For the last couple of years Stelios has been conducting an increasingly acrimonious dispute with the board of easyJet. It has to be said that easyJet’s management did go through a serious blip but that seems to be behind it now. Stelios has continued to pick fights with the board over a range of subjects. Nothing they can do is right and they are subject to public lambasting by the truculent founder.
The Board has made many efforts to appease Stelios, not least agreeing to the payment of a large dividend but Stelios is not finished yet.
Now, he says, he is going to start his own airline, Fastjet.
So far, little work seems to have been done on this or, if it has, it has been kept remarkably quiet.
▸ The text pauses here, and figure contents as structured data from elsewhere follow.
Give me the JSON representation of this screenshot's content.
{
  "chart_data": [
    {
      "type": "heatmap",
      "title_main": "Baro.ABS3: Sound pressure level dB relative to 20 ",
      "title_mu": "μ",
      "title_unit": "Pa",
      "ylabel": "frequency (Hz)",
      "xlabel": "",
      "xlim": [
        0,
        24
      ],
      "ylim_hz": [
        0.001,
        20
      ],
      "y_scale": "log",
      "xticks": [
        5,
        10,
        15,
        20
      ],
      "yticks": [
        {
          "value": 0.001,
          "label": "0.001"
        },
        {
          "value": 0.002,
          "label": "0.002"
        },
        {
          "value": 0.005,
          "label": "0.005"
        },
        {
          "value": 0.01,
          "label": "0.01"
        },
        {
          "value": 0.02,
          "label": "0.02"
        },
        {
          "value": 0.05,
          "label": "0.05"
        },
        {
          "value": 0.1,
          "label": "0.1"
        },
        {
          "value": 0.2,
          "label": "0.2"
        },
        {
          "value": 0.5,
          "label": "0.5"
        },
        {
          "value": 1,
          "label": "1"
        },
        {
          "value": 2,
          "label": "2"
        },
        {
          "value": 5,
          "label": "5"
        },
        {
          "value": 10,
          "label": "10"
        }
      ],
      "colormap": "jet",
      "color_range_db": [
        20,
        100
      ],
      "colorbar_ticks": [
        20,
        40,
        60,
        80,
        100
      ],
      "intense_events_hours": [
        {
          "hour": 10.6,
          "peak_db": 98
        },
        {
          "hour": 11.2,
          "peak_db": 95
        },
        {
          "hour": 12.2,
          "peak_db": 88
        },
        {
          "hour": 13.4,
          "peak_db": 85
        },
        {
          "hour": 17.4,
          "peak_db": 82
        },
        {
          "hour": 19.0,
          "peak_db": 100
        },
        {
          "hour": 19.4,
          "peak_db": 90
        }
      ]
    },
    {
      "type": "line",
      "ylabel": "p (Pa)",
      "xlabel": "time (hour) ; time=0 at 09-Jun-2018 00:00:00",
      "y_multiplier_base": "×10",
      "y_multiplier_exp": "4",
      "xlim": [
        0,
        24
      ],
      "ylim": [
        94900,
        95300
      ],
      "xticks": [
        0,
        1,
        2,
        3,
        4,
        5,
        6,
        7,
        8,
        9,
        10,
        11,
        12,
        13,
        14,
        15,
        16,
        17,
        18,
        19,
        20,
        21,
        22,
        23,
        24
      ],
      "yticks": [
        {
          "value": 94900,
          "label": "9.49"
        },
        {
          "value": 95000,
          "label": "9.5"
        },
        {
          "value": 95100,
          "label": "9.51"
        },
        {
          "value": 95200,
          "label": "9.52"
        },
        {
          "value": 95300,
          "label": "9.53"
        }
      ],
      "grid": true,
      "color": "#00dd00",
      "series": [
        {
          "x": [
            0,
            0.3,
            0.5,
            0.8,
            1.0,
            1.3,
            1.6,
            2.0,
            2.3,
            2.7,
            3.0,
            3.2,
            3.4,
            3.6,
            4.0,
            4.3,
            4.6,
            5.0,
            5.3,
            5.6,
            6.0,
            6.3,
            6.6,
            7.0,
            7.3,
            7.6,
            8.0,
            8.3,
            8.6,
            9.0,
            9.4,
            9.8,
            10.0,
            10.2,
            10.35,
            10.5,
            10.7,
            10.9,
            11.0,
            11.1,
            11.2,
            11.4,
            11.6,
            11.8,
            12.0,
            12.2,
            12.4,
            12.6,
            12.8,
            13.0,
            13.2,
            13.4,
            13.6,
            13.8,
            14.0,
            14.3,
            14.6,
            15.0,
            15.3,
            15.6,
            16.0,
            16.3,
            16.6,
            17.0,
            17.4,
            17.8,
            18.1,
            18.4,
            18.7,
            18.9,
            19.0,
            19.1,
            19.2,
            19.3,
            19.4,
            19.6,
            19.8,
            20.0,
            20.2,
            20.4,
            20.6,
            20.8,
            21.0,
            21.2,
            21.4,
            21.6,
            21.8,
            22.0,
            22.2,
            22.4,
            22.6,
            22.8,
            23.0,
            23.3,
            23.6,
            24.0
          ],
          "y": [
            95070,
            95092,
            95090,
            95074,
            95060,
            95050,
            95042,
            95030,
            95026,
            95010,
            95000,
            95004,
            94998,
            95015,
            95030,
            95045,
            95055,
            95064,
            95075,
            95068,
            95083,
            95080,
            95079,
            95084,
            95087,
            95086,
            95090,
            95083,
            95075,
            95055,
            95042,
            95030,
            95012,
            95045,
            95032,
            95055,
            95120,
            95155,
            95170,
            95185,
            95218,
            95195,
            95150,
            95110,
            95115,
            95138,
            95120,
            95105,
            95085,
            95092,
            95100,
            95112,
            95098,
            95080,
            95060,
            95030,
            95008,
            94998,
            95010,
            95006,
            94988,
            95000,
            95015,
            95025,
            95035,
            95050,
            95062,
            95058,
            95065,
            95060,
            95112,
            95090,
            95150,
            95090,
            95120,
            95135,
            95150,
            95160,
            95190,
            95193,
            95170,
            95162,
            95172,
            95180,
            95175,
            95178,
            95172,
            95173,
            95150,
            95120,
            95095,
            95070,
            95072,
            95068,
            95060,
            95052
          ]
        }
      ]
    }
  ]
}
It could be just another spoiling tactic in the on-going battle.
Without knowing the precise deal between the airline and the owner of the easy brand, it does look very much as if Stelios is out of order in this. Surely you cannot charge a hefty fee to a company for the right to use your name whilst you are secretly setting up your own rival?
Margins are tight in the airline business. I have long thought that the fee the airline pays to easy group was a waste of money. Now, maybe it gives the airline a chance to walk away, paint their aircraft green or some other tasteless colour and call themselves “Simple Jet”. They will save unnecessary expenditure and lose a very irritating and negative presence.
Stelios seems to think that the name easy stands for something valuable. In fact, few of the easy-branded ventures have been a success – and several were dismal failures. To the public, “easy” means the airline. If the airline changes its name, Stelios loses income and the value of his cherished brand diminishes.
There is clearly no point in trying for a peace agreement because war will only break out on another front in a few weeks. The Board of the airline should say good-bye to Stelios and his over-hyped brand name. And if he really does start his own airline, what are the odds on its survival?